Magnetodielectric effect in trilayered Co65Fe35B20/PVDF/Co65Fe35B20 composite materials. Prediction and measurement for tunable microwave applications

Abstract

The variation in the permeability of a multilayered polyvinylidene fluoride/CoFeB (piezoelectric/magnetostrictive) composite material under the action of a dc voltage is demonstrated. The driven-voltage permeability is first predicted using a finite element method-based multiphysics calculation. The simulation allows us to determine a magnetic anisotropy field of 45 Oe induced in the ferromagnetic layers by the mechanical coupling between magnetostrictive and piezoelectric layers due to the applied dc voltage.
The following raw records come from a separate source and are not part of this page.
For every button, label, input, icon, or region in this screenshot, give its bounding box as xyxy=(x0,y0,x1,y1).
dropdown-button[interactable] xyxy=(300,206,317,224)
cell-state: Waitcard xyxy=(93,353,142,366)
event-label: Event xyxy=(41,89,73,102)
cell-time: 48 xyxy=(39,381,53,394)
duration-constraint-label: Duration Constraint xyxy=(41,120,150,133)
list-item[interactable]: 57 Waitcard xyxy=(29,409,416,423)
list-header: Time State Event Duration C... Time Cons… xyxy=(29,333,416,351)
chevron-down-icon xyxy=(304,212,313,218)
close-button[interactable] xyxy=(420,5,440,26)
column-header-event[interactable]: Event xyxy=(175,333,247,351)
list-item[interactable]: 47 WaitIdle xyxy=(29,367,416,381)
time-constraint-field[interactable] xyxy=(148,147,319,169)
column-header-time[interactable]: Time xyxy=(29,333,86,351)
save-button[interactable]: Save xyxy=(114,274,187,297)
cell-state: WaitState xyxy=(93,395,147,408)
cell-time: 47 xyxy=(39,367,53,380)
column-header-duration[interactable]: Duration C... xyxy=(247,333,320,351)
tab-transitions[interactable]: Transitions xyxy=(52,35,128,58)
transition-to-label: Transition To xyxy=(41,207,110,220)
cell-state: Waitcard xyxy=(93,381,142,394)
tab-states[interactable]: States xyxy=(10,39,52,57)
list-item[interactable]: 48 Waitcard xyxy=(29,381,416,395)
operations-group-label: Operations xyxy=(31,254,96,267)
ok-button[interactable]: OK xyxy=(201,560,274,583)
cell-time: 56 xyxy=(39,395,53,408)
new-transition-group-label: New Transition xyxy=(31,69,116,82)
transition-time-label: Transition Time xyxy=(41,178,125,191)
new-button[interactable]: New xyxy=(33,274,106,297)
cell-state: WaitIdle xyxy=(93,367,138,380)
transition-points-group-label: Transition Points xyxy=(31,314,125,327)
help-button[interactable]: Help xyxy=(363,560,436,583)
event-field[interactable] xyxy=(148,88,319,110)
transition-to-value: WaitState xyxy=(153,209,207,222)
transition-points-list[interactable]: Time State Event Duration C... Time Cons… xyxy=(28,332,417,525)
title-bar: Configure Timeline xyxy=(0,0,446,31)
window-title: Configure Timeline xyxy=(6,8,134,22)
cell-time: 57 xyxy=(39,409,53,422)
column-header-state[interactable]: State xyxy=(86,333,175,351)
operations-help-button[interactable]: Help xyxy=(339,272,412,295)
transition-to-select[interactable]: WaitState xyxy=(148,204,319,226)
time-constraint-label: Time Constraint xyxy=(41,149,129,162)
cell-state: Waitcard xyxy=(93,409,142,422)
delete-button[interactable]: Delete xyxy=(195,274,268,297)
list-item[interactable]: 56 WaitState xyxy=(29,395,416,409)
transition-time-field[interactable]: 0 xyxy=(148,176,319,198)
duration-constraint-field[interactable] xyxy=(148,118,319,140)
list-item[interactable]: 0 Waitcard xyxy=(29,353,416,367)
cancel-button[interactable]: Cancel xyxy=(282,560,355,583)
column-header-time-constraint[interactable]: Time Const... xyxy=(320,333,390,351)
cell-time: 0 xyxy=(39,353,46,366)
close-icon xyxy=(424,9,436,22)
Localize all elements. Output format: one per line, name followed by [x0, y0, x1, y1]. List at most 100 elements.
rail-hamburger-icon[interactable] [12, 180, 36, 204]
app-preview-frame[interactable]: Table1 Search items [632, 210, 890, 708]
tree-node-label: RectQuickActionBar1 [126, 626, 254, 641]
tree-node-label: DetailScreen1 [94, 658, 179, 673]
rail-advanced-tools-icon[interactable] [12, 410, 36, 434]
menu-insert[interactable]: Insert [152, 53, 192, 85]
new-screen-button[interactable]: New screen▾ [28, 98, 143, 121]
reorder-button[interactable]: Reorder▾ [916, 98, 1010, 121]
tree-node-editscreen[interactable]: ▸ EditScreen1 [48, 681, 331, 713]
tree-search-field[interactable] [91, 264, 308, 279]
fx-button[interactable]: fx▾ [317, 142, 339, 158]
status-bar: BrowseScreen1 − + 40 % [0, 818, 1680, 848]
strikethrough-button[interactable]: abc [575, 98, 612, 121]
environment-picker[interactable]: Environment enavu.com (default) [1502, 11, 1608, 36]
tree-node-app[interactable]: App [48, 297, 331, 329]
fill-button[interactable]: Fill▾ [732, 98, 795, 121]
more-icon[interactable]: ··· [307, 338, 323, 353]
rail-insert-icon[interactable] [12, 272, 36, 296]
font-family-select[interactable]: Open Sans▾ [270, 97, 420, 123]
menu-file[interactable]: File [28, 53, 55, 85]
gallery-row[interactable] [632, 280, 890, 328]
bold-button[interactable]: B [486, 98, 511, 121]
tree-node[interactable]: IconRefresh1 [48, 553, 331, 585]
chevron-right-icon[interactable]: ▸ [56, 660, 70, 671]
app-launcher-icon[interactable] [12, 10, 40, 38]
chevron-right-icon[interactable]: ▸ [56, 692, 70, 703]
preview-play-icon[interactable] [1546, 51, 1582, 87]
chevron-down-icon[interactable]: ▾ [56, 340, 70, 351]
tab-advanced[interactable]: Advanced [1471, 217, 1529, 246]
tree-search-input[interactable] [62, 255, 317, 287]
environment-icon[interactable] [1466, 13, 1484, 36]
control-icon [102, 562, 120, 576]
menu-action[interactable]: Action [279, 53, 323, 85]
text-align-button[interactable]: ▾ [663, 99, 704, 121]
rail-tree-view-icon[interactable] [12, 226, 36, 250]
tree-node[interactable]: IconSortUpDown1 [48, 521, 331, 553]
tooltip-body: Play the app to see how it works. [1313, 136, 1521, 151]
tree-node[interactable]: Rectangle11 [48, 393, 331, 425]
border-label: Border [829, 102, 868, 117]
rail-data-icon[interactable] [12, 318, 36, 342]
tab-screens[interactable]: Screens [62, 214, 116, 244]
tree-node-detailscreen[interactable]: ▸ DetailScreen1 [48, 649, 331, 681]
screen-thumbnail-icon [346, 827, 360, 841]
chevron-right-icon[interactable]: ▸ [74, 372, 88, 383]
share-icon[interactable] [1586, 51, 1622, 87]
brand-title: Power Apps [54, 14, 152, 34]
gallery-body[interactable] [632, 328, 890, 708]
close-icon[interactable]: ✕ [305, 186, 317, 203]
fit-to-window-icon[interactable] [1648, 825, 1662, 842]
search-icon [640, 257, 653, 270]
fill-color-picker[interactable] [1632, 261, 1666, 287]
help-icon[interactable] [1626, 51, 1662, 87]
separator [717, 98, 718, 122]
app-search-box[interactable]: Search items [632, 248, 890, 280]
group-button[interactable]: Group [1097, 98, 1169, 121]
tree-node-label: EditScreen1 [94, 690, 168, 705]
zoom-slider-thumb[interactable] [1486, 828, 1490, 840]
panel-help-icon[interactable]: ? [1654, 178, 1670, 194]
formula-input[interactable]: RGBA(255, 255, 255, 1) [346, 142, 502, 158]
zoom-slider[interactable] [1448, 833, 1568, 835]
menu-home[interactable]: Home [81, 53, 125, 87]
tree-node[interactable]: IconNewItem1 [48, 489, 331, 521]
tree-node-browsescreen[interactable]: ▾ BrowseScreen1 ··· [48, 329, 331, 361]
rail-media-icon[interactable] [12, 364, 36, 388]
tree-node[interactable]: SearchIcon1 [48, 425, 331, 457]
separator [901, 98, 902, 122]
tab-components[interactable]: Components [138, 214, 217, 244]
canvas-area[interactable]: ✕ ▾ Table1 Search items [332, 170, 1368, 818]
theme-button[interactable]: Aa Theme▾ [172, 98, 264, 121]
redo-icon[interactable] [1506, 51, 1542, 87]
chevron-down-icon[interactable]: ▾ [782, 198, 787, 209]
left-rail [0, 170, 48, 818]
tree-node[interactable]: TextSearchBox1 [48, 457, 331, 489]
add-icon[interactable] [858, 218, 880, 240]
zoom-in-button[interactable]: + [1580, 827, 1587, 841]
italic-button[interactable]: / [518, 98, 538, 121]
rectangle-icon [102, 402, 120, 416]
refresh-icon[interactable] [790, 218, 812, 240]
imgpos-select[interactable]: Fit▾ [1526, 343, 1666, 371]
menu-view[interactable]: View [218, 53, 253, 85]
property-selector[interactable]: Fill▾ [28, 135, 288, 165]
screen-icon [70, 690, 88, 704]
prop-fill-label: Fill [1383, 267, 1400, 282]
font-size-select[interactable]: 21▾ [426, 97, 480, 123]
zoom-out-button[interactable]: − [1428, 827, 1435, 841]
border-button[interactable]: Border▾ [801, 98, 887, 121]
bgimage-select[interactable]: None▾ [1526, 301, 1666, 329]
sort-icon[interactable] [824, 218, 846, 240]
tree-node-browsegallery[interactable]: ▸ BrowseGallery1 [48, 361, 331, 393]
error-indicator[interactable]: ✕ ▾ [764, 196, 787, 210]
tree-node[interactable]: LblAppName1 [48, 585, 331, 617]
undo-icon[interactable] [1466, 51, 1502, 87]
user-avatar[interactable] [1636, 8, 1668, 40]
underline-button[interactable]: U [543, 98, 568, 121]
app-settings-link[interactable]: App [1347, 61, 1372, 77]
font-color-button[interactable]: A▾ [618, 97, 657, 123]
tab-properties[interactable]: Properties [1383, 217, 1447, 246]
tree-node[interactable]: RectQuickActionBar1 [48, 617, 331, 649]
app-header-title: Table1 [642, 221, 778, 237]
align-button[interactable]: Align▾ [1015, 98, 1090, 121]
A variation of 30% for the permeability of the ferromagnetic layers is then measured using a radiofrequency permeameter and under the application of a dc voltage of 15 V applied on the ferromagnetic layers, which also act as electrodes for the bias of the polyvinylidene fluoride (PVDF). An additional measurement of the trilayered structure under the application of a dc magnetic field is finally performed to evaluate the magnetic field needed to get a 30% variation in the magnetic layers permeability in order to compare this value to the one predicted by multiphysics calculation. These experimental results are in good agreement with calculations and are very encouraging for the application of the CoFeB/PVDF/CoFeB composite material to ensure the tunability of microwave devices (filters, phase shifters, antennas, etc.)